Have you ever hesitated over a property purchase due to the long-term commitment of taking on a mortgage? What if your investments could do the heavy lifting for you?
How an Investment Can Pay Your Mortgage
By Matthew Green
This article is published on: 19th July 2025
Let’s take a simple example. Imagine you want to buy a property valued at €400,000 but would prefer not to use your cash savings for the purchase. With a 30% deposit, you secure a mortgage of €280,000 over 20 years at a fixed interest rate of 3.5%. This results in monthly repayments of approximately €1,206.
You then invest a lump sum of €450,000 into a tax-efficient, Spanish compliant investment bond. Assuming an average long-term annual return of 5%, the investment could generate €22,500 in gross income per year.
After taxes, and recognising the tax-efficiency of the Spanish compliant bond, this income is sufficient to cover the monthly mortgage payments. This strategy allows you to keep your capital invested, potentially growing over time, while the income pays the mortgage.
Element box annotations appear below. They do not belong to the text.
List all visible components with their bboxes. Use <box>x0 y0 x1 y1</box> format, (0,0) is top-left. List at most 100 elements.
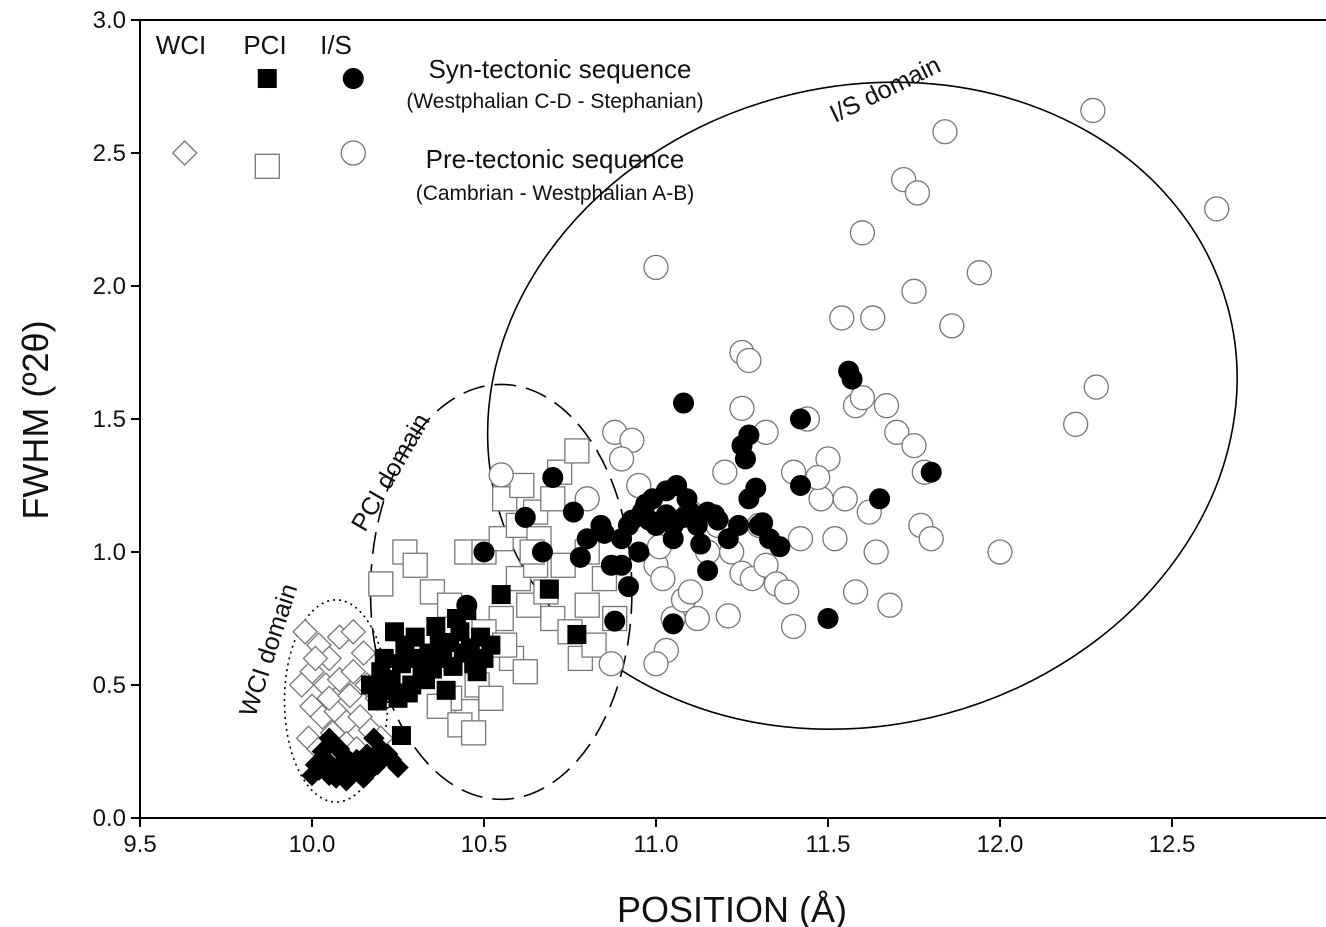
data-point <box>380 748 402 771</box>
y-tick-label: 2.0 <box>93 273 126 300</box>
data-point <box>539 579 559 599</box>
legend-pre-title: Pre-tectonic sequence <box>426 144 685 174</box>
data-point <box>257 69 277 89</box>
data-point <box>456 594 478 616</box>
data-point <box>416 670 436 690</box>
data-point <box>598 651 624 677</box>
data-point <box>873 393 900 419</box>
data-point <box>829 305 855 331</box>
data-point <box>677 579 704 605</box>
data-point <box>318 727 340 749</box>
x-tick-label: 10.5 <box>461 831 508 858</box>
data-point <box>987 539 1013 565</box>
data-point <box>367 691 387 711</box>
data-point <box>628 541 650 563</box>
data-point <box>1204 196 1230 222</box>
data-point <box>328 738 351 760</box>
wci-domain-label: WCI domain <box>234 580 303 719</box>
data-point <box>715 603 741 629</box>
data-point <box>904 180 931 206</box>
data-point <box>832 486 858 512</box>
data-point <box>863 539 889 565</box>
data-point <box>304 754 327 776</box>
data-point <box>540 605 566 632</box>
data-point <box>461 720 487 746</box>
y-tick-label: 0.0 <box>93 805 126 832</box>
data-point <box>932 119 958 145</box>
legend-header-wci: WCI <box>156 30 207 60</box>
data-point <box>288 672 315 698</box>
data-point <box>478 685 504 711</box>
data-point <box>901 432 927 459</box>
data-point <box>769 536 791 558</box>
y-tick-label: 1.0 <box>93 539 126 566</box>
data-point <box>426 616 446 636</box>
data-point <box>254 153 280 179</box>
data-point <box>738 424 760 446</box>
data-point <box>574 592 600 618</box>
data-point <box>567 624 587 644</box>
x-tick-label: 12.0 <box>977 831 1024 858</box>
data-point <box>712 459 738 485</box>
data-point <box>841 368 863 390</box>
data-point <box>604 610 626 632</box>
data-point <box>342 68 364 90</box>
data-point <box>817 608 839 629</box>
data-point <box>643 254 669 281</box>
data-point <box>662 514 684 536</box>
data-point <box>350 640 377 666</box>
data-point <box>643 651 669 677</box>
data-point <box>728 514 750 536</box>
data-point <box>787 526 814 552</box>
data-point <box>340 140 366 166</box>
data-point <box>363 727 385 749</box>
data-point <box>473 541 495 563</box>
data-point <box>918 526 944 552</box>
data-point <box>436 680 456 700</box>
data-point <box>690 533 712 555</box>
domain-ellipse <box>283 599 389 803</box>
legend-syn-subtitle: (Westphalian C-D - Stephanian) <box>406 90 703 113</box>
x-axis-title: POSITION (Å) <box>617 889 847 927</box>
data-point <box>1063 411 1089 437</box>
data-point <box>884 419 910 445</box>
y-tick-label: 0.5 <box>93 672 126 699</box>
data-point <box>822 526 848 552</box>
data-point <box>398 683 418 703</box>
x-tick-label: 9.5 <box>123 831 156 858</box>
data-point <box>752 512 774 534</box>
data-point <box>617 514 639 536</box>
data-point <box>869 488 891 510</box>
x-tick-label: 11.0 <box>634 831 679 858</box>
data-point <box>849 385 876 411</box>
data-point <box>789 408 811 430</box>
x-tick-label: 11.5 <box>806 831 851 858</box>
legend-pre-subtitle: (Cambrian - Westphalian A-B) <box>416 182 695 205</box>
data-point <box>491 585 511 605</box>
data-point <box>335 762 358 784</box>
data-point <box>467 662 487 682</box>
data-point <box>542 467 564 489</box>
data-point <box>774 579 800 605</box>
data-point <box>901 278 927 304</box>
data-point <box>920 461 942 483</box>
data-point <box>734 448 756 470</box>
data-point <box>860 305 886 331</box>
x-tick-label: 12.5 <box>1149 831 1196 858</box>
data-point <box>531 541 553 563</box>
data-point <box>509 472 535 499</box>
data-point <box>939 313 965 339</box>
data-point <box>789 475 811 496</box>
data-point <box>1080 97 1106 124</box>
data-point <box>966 260 993 286</box>
y-tick-label: 1.5 <box>93 406 126 433</box>
data-point <box>395 635 415 655</box>
data-point <box>574 486 600 512</box>
data-point <box>635 493 657 515</box>
legend: WCI PCI I/S Syn-tectonic sequence (Westp… <box>156 30 704 205</box>
x-ticks: 9.5 10.0 10.5 11.0 11.5 12.0 12.5 <box>123 818 1195 858</box>
data-point <box>402 552 428 578</box>
data-point <box>512 659 538 685</box>
is-domain-label: I/S domain <box>825 51 945 129</box>
x-tick-label: 10.0 <box>289 831 336 858</box>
Essentially, your investments are working for you—generating returns that fund your property purchase without depleting your savings.

Moreover, using investments in this way can be part of a broader wealth planning strategy.
Some investment bonds offer valuable estate planning advantages, allowing for seamless transfer to beneficiaries, often with no or low tax exposure.
Of course, investment returns are not guaranteed, and it’s essential to regularly review your portfolio to ensure it aligns with your goals and risk tolerance.
Working with an experienced financial adviser can help structure the right investment and drawdown strategy.
Using an investment to pay your mortgage isn’t just possible— with careful planning it can be a workable solution for preserving capital, generating income, and building long-term financial security, all while enjoying your new home.